FTC To Crack Down On Companies That Make Cancelling Services A Pain In The Ass
from the a-bit-overdue dept
Making it annoying to cancel a subscription has long been a proud American pastime. AOL was notorious for making it extremely difficult. Broadband and cable providers routinely make it a pain in the ass to cancel phone, broadband, or cable. And everyone from the Wall Street Journal to SiriusXM enjoy making signing up easy, but cancelling something that requires a phone call and time on hold. In COVID times, with support staffs often short handed, it's a practice that's become more annoying than ever.
In an about face from decades of regulatory apathy, Lina Khan's FTC has announced that the agency is going to start cracking down on companies that trick users into signing up for services, or making it an annoying headache to cancel:
1. Given complaints about unauthorized charges & impossible-to-cancel billing, FTC has issued a policy statement making clear that firms that trick customers into signing up for subscriptions or trap them when they try to cancel are breaking the law. https://t.co/y0LkZWvVFY
— Lina Khan (@linakhanFTC) October 29, 2021
According to the full FTC announcement and the company's new enforcement policy statement, the FTC is going to start cracking down harder on companies whose sign-up process fails to provide clear, up-front information, fails to obtain consumers’ informed consent, or fails to make cancellation easy (a lot of companies are horridly designing new website or app cancellation buttons and menus as you read this):
"Marketers should provide cancellation mechanisms that are at least as easy to use as the method the consumer used to buy the product or service in the first place."
It's hard to overstate how feckless regulatory enforcement has historically been on this front. Especially in sectors like telecom. Remember when journalist Ryan Block recorded his eight minute phone call trying to cancel Comcast service? And remember, despite significant public and press outrage, Comcast faced absolutely no accountability courtesy of limited competition and regulatory capture?

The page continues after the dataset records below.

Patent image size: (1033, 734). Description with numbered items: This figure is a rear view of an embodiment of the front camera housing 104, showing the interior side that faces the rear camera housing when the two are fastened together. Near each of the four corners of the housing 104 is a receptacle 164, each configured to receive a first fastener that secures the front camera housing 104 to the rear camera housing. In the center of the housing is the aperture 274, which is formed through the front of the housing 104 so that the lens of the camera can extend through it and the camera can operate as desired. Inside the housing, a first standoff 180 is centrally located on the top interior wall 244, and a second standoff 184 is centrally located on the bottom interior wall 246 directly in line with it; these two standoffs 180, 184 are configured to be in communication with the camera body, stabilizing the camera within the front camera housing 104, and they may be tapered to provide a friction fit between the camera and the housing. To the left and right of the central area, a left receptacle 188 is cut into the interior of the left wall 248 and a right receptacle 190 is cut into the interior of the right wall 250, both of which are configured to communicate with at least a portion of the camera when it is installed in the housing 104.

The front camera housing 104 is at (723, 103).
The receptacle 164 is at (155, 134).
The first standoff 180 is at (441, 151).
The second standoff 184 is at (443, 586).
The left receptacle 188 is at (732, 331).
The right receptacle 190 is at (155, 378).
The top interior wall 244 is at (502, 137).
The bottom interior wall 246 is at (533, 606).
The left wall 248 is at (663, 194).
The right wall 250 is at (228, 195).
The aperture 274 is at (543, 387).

In countless industries (even those that are more competitive) that's effectively the norm.
The FTC voted 3-1 to approve the new policy statement, the one dissent (pdf) coming from Donald Trump appointee Christine S. Wilson on what she claimed was procedural grounds. Of course saying you're going to crack down on this, and actually cracking down on the absolute parade of companies that engage in these kinds of behaviors is something else entirely. Especially for an agency with limited staff and resources. Still, in this age it's refreshing to see regulators simply do their job when it comes to simple proposals with broad bipartisan public support.